Benito Pérez Galdós, canario universal, en Trafalgar, el volumen con el que inició los Episodios Nacionales, narra, con su maestría, el surgimiento del sentimiento patriótico en Gabriel Araceli, el protagonista, justo en el momento anterior al comienzo de la batalla. “Por primera vez entonces percibí con completa claridad la idea de patria, y mi corazón respondió a ella con espontáneos sentimientos, nuevos hasta aquel momento en mi alma”
Y añade: “Hasta entonces la patria se me presentaba en las personas que gobernaban la nación … pero en el momento que precedió al combate comprendí todo lo que aquella divina palabra significaba, y la idea de nacionalidad se abrió paso en mi espíritu, iluminándolo y descubriendo infinitas maravillas, como el sol que disipa la noche y saca de la oscuridad un hermoso paisaje”.
Fuente: Wikipedia |
El sentimiento narrado por Galdós no puede ser ajeno a los acontecimientos vividos por el autor en la España del año 1873. La caída de la breve monarquía de Amadeo I y la proclamación de la primera República española.
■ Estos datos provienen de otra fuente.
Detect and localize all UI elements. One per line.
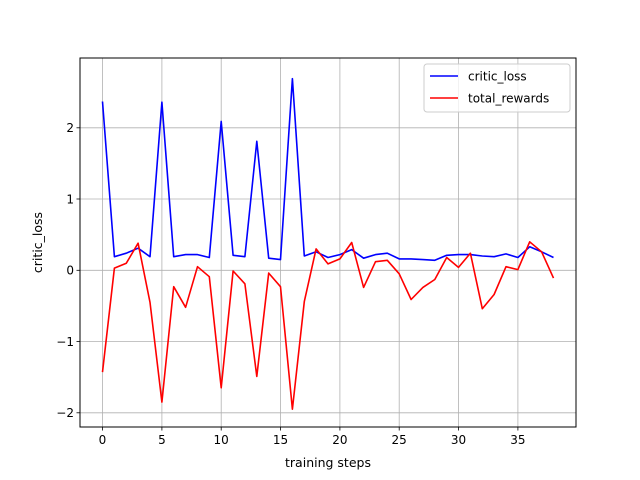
legend: critic_loss total_rewards [423, 63, 571, 113]
plot-frame [79, 57, 577, 428]
x-tick-label: 35 [510, 433, 525, 447]
series-lines [101, 77, 555, 411]
x-tick-label: 10 [214, 433, 229, 447]
y-tick-label: 2 [66, 121, 74, 135]
x-tick-label: 30 [451, 433, 466, 447]
x-tick-label: 0 [99, 433, 107, 447]
x-tick-label: 15 [273, 433, 288, 447]
legend-box [423, 63, 571, 113]
x-axis-label: training steps [285, 455, 371, 470]
series-line-critic-loss [101, 77, 554, 262]
legend-label-total-rewards: total_rewards [468, 92, 549, 106]
x-tick-label: 20 [332, 433, 347, 447]
x-tick-label: 5 [158, 433, 166, 447]
x-tick-label: 25 [392, 433, 407, 447]
series-line-total-rewards [101, 241, 555, 411]
y-tick-label: 1 [66, 192, 74, 206]
y-axis-label: critic_loss [30, 212, 45, 273]
grid-lines [80, 58, 576, 427]
y-tick-label: 0 [66, 264, 74, 278]
y-axis-ticks: −2 −1 0 1 2 [56, 121, 80, 420]
y-tick-label: −2 [56, 406, 74, 420]
x-axis-ticks: 0 5 10 15 20 25 30 35 [99, 427, 526, 447]
y-tick-label: −1 [56, 335, 74, 349]
legend-label-critic-loss: critic_loss [468, 70, 527, 84]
En momentos convulsos, sobresalen sentimientos, como el patriótico, el cual, como lo describiera Nussbaum, es un sentimiento fuerte que tiene en la nación su objeto.
Es una forma de amor. Se ama para compartir, para unir, especialmente, en los momentos en los que los peligros acechan. Cuando las amenazas se ciernen sobre “nosotros” , el sentimiento de unión y de pertenencia aflora; y mayor capacidad de cohesión despliega. Es el engrudo que une frente a la adversidad, al infortunio. La guerra fue la que hizo surgir en Araceli el sentimiento. Del mismo modo en que lo fueron en Galdós las turbulencias de la caída de la monarquía y la instauración de la república.
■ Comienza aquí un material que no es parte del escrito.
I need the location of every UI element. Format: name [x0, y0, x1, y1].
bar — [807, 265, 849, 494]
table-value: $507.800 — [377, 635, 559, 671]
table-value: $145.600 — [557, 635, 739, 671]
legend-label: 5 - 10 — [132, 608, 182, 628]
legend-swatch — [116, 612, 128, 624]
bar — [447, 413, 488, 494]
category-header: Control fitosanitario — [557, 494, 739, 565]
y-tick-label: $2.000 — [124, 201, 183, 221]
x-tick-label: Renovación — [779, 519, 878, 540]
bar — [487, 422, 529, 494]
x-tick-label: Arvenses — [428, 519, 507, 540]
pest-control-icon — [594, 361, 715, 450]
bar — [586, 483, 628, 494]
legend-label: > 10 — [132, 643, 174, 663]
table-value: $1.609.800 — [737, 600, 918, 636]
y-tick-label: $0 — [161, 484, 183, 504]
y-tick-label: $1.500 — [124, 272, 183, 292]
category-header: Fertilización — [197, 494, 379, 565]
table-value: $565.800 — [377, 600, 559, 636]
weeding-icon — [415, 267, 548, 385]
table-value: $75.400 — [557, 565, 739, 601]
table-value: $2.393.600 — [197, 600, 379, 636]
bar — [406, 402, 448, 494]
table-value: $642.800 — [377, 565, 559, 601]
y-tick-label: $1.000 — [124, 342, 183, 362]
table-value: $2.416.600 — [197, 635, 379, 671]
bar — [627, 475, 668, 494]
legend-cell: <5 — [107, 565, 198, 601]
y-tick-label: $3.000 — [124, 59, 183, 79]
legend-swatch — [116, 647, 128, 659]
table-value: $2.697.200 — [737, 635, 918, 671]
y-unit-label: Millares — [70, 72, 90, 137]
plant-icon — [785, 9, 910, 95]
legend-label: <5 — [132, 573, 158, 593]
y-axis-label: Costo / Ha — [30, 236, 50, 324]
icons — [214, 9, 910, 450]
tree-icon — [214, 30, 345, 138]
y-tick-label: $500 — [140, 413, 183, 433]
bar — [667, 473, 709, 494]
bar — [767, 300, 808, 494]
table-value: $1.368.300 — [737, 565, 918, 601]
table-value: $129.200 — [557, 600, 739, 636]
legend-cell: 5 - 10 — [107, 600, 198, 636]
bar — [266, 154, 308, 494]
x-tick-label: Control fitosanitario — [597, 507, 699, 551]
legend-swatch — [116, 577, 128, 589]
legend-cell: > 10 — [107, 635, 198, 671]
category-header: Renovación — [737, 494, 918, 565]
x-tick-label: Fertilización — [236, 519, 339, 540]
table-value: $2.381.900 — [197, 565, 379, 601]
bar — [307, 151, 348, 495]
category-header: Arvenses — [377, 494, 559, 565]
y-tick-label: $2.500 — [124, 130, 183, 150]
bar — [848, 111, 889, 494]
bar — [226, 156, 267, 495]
Entre nosotros han sido muy turbulentos tanto el patriotismo como la nación. Hasta el día de hoy se duda de uno y de otra. No hay sentimiento porque no hay conciencia y no la hay porque no hay nación. Sólo hay Estado. Una fría institución burocrática a la que rendimos nuestras obligaciones, cada vez más odiosas. El sentimiento, la conciencia y la nación se reservan sólo para el País Vasco y Cataluña, así como, tal vez, Galicia. Lo demás, provincias o regiones.
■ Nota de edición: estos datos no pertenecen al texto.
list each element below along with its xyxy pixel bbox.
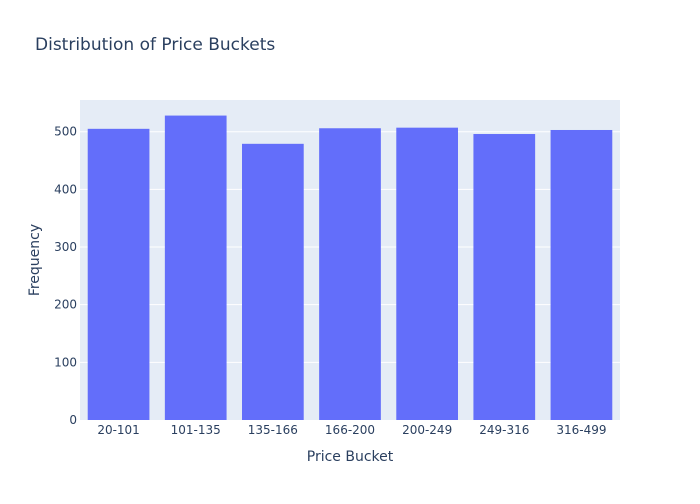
x-tick-label: 135-166 <box>248 423 298 437</box>
y-tick-label: 100 <box>54 355 77 369</box>
y-tick-label: 200 <box>54 298 77 312</box>
x-tick-label: 249-316 <box>479 423 529 437</box>
x-tick-label: 166-200 <box>325 423 375 437</box>
x-axis-ticks: 20-101 101-135 135-166 166-200 200-249 249-31… <box>97 423 606 437</box>
bar-101-135[interactable] <box>164 115 227 420</box>
x-tick-label: 101-135 <box>171 423 221 437</box>
y-tick-label: 0 <box>69 413 77 427</box>
y-tick-label: 300 <box>54 240 77 254</box>
bar-166-200[interactable] <box>319 128 381 420</box>
y-axis-title: Frequency <box>27 224 43 296</box>
bar-135-166[interactable] <box>242 143 304 420</box>
x-axis-title: Price Bucket <box>307 449 394 465</box>
bars <box>87 115 613 421</box>
bar-249-316[interactable] <box>473 134 536 421</box>
x-tick-label: 200-249 <box>402 423 452 437</box>
bar-200-249[interactable] <box>396 127 458 421</box>
bar-316-499[interactable] <box>550 129 613 420</box>
y-axis-ticks: 0 100 200 300 400 500 <box>54 125 77 427</box>
x-tick-label: 20-101 <box>97 423 140 437</box>
x-tick-label: 316-499 <box>556 423 606 437</box>
y-tick-label: 400 <box>54 182 77 196</box>
bar-20-101[interactable] <box>87 128 150 420</box>
chart-title: Distribution of Price Buckets <box>35 35 275 55</box>
y-tick-label: 500 <box>54 125 77 139</box>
Y, de repente, las banderas engalanan nuestros balcones. Nadie lo ha pedido. Una reacción espontánea. Algunos, en su ignorancia, afirman que es el despertar del fascismo, en versión hispana: el franquismo. Desconocen tanto el fascismo como el franquismo. Más desconocen qué es España, la nación, la conciencia y el sentimiento nacional. Más desconocen el patriotismo.
La chispa del cambio que se está produciendo es el reto secesionista en Cataluña. Desde que surgió como movimiento político relevante, a fines del siglo XIX, lo han venido intentando y lo seguirán haciendo. Es una suerte de problema irresoluble respecto del cual, según Ortega, sólo cabe la conllevanza. Siempre estará ahí.
Algo ha cambiado. El problema sigue ajustado a unas coordenadas históricas cada vez más anticuadas. Quienes han cambiado han sido España y los españoles. No somos los mismos. Cuando el secesionismo intentó avanzar en su proyecto, el contexto fue siempre el de la debilidad del Estado. Era su oportunidad.
España ha tenido a lo largo de los siglos XIX y XX tres problemas centrales: democracia, atraso y organización territorial. Se puede afirmar, sin rubor, que los dos primeros se han conseguido solucionar. España es una democracia avanzada y moderna. Una de las naciones prósperas del mundo.
Ortega afirmaba, en 1910, que si España era el problema, Europa su solución. Lo hemos conseguido. Europa es la solución. Nunca antes en nuestra Historia, la Unión Europea no sólo no ha estado ajena a nuestros problemas territoriales, sino que se ha colocado al lado de los españoles para certificar que España es una democracia avanzada y moderna. Que aquellos se deben resolver conforme a nuestro Derecho. Que no hay otro atajo.
El único camino es el Estado de Derecho. Los españoles conocemos estas circunstancias. Es muy elocuente que el incremento en la preocupación por la independencia de Cataluña no nos haya hecho cambiar ni un ápice, ni nuestra españolidad incluyente, ni nuestra organización territorial del Estado.